I didn't think of those words either, until I consulted my copy of The Complete Rhyming Dictionary, by Clement Wood. Wood's book is one of several rhyming dictionaries that list words with a similar sound. In fact, Wood's rhyming dictionary lists 366 words or short phrases that rhyme with SLEIGH! (DEATH RAY wasn't in the dictionary, because serious poets wouldn't need it.)
Not all of the words in a rhyme list will fit into the specific meter of a limerick. Still, just looking at such a list is a great source of inspiration. Perhaps a man from BOMBAY drove his CHEVROLET to SANTA FE.
Of course, rhyming words is just part of the process of writing a limerick. In the next part of this tutorial, we'll see how to expand a basic idea into a funny situation that becomes a funny limerick. Maybe the man from BOMBAY didn't get to SANTA FE because a UFO zapped him with a DEATH RAY.

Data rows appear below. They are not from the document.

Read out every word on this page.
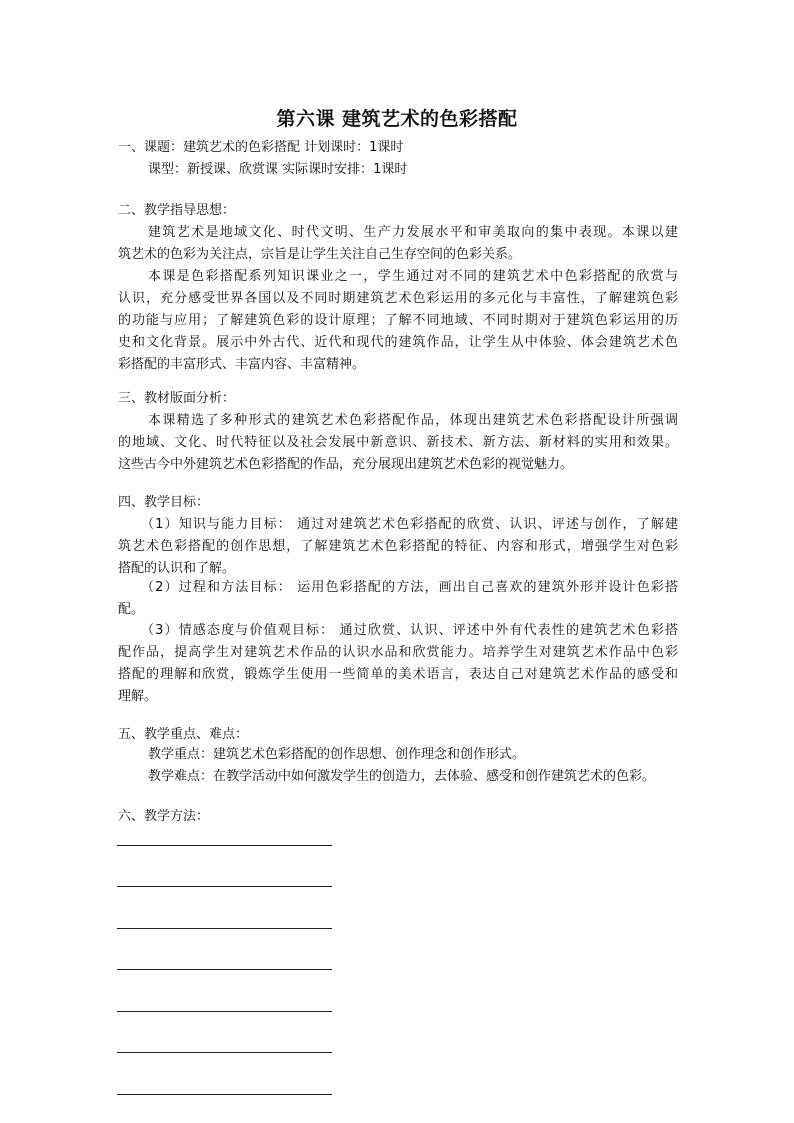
第六课 建筑艺术的色彩搭配
一、课题：建筑艺术的色彩搭配 计划课时：1课时
课型：新授课、欣赏课 实际课时安排：1课时
二、教学指导思想：
建筑艺术是地域文化、时代文明、生产力发展水平和审美取向的集中表现。本课以建
筑艺术的色彩为关注点，宗旨是让学生关注自己生存空间的色彩关系。
本课是色彩搭配系列知识课业之一，学生通过对不同的建筑艺术中色彩搭配的欣赏与
认识，充分感受世界各国以及不同时期建筑艺术色彩运用的多元化与丰富性，了解建筑色彩
的功能与应用；了解建筑色彩的设计原理；了解不同地域、不同时期对于建筑色彩运用的历
史和文化背景。展示中外古代、近代和现代的建筑作品，让学生从中体验、体会建筑艺术色
彩搭配的丰富形式、丰富内容、丰富精神。
三、教材版面分析：
本课精选了多种形式的建筑艺术色彩搭配作品，体现出建筑艺术色彩搭配设计所强调
的地域、文化、时代特征以及社会发展中新意识、新技术、新方法、新材料的实用和效果。
这些古今中外建筑艺术色彩搭配的作品，充分展现出建筑艺术色彩的视觉魅力。
四、教学目标：
（1）知识与能力目标： 通过对建筑艺术色彩搭配的欣赏、认识、评述与创作，了解建
筑艺术色彩搭配的创作思想，了解建筑艺术色彩搭配的特征、内容和形式，增强学生对色彩
搭配的认识和了解。
（2）过程和方法目标： 运用色彩搭配的方法，画出自己喜欢的建筑外形并设计色彩搭
配。
（3）情感态度与价值观目标： 通过欣赏、认识、评述中外有代表性的建筑艺术色彩搭
配作品，提高学生对建筑艺术作品的认识水品和欣赏能力。培养学生对建筑艺术作品中色彩
搭配的理解和欣赏，锻炼学生使用一些简单的美术语言，表达自己对建筑艺术作品的感受和
理解。
五、教学重点、难点：
教学重点：建筑艺术色彩搭配的创作思想、创作理念和创作形式。
教学难点：在教学活动中如何激发学生的创造力，去体验、感受和创作建筑艺术的色彩。
六、教学方法：
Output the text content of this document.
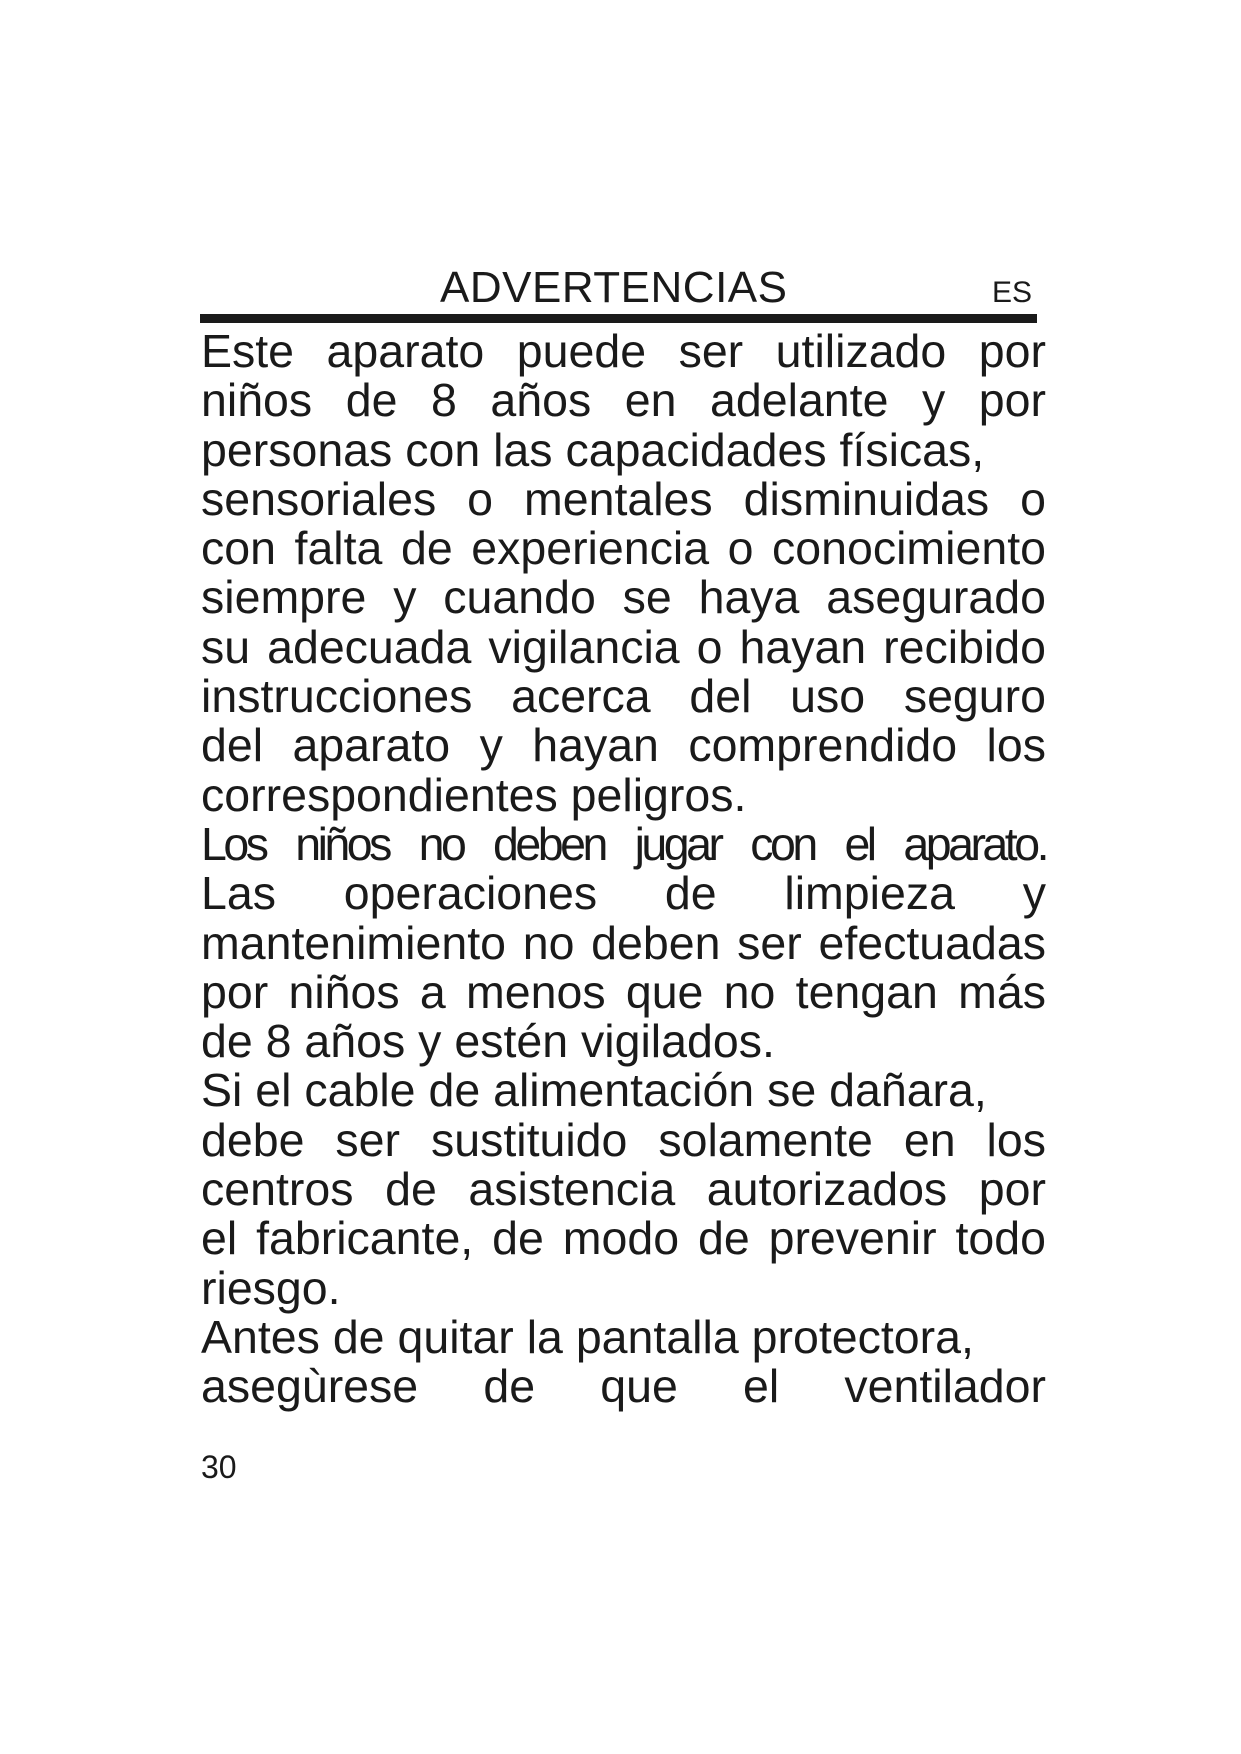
ADVERTENCIAS	ES
Este aparato puede ser utilizado por
niños de 8 años en adelante y por
personas con las capacidades físicas,
sensoriales o mentales disminuidas o
con falta de experiencia o conocimiento
siempre y cuando se haya asegurado
su adecuada vigilancia o hayan recibido
instrucciones acerca del uso seguro
del aparato y hayan comprendido los
correspondientes peligros.
Los niños no deben jugar con el aparato.
Las operaciones de limpieza y
mantenimiento no deben ser efectuadas
por niños a menos que no tengan más
de 8 años y estén vigilados.
Si el cable de alimentación se dañara,
debe ser sustituido solamente en los
centros de asistencia autorizados por
el fabricante, de modo de prevenir todo
riesgo.
Antes de quitar la pantalla protectora,
asegùrese de que el ventilador
30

Sometimes you just can't find a rhyme that works. I once tried to write a limerick about a big snake. I wanted to use PYTHON, but nothing rhymes with PYTHON.
When this happens, you have two choices: (1) you can move the difficult word inside the line, so it ends with a word you can rhyme or (2) you can use a different word at the end of the line, something similar. (More on this in Writing a Limerick About a Friend.)
When I gave up on PYTHON, I actually managed to squeeze ANACONDA into the limerick:
A frustrated gardener named Sean,
Battled gophers that lived in his lawn,
Bought a huge Anaconda,
(Brought it home in his Honda),
And by Tuesday...the mailman was gone!
So, how does ANACONDA — a four syllable word — rhyme with HONDA, with just two syllables?
Answer: they both end with the same sound, ONDA. In this case, I didn't use the Rhyming Alphabet. When I got to “Bought a huge Anaconda” I just thought of HONDA right away. (How else would you transport a big snake? Besides, I drive a Honda. Sometimes inspiration is easy.)